A cost analysis placed OTEC electricity at 7 cents per kWh — assuming a 100 MW facility located 10 km off Hawaii's coast. That figure is already competitive with fossil fuels, especially on island grids where imported diesel costs several times the mainland rate.
— Makai Ocean Engineering
Where OTEC Plants Could Appear
The technology is best suited for tropical and subtropical regions where deep cold water lies close to shore:
- Island grids: Hawaii, Guam, Puerto Rico, the Maldives, Mauritius, and Pacific island nations
- Coastal states: Japan, Indonesia, the Philippines, Papua New Guinea, and parts of the Indian Ocean
- Military installations: Remote bases needing energy independence and reduced fuel logistics
- Offshore industrial hubs: Hydrogen and ammonia production, offshore data centres, district cooling
What Comes Next
The technology stands at a critical inflection point.
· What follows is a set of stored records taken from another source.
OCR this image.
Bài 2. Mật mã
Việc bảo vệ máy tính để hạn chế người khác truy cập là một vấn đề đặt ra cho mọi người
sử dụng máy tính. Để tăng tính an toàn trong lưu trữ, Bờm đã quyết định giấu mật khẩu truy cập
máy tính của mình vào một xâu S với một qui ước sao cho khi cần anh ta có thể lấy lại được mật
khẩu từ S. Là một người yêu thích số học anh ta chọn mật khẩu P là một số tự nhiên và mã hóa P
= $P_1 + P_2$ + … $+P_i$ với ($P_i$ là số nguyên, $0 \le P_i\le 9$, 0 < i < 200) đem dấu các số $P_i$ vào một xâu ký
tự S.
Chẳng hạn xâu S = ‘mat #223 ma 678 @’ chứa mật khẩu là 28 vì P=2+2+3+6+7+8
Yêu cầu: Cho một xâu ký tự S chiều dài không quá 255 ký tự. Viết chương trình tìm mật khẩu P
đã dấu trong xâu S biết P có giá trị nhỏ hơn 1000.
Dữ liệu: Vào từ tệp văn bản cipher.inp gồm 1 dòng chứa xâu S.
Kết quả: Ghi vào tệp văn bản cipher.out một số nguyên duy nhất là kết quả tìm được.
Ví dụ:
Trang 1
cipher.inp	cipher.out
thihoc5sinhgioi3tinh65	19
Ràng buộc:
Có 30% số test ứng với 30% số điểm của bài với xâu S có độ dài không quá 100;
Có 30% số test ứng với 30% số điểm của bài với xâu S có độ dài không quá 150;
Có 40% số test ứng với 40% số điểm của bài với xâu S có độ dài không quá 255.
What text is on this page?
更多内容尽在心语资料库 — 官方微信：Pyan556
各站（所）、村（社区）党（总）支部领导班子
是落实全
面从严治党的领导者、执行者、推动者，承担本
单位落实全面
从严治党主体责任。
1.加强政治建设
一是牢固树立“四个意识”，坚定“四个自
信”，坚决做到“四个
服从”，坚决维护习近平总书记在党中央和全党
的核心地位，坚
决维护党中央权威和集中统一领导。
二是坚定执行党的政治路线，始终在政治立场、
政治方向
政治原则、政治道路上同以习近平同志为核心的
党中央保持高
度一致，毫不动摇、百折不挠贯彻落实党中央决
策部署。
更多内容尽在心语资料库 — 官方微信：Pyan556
Better heat exchangers, modular construction, and declining material costs are steadily moving OTEC from proven-but-expensive lab work toward real commercial deployment.
Makai is already evaluating offshore facilities that would export energy to the continental US using ammonia as a transportable carrier. According to IRENA, ocean energy — including wave, tidal, and salinity gradient technologies alongside thermal conversion — forms a foundational pillar of the emerging “blue economy.”
For the millions of people on tropical islands who depend on imported diesel for their electricity, OTEC is not an academic exercise. It represents a tangible path to energy independence — provided the political will and initial capital materialise for the first commercial-scale plants.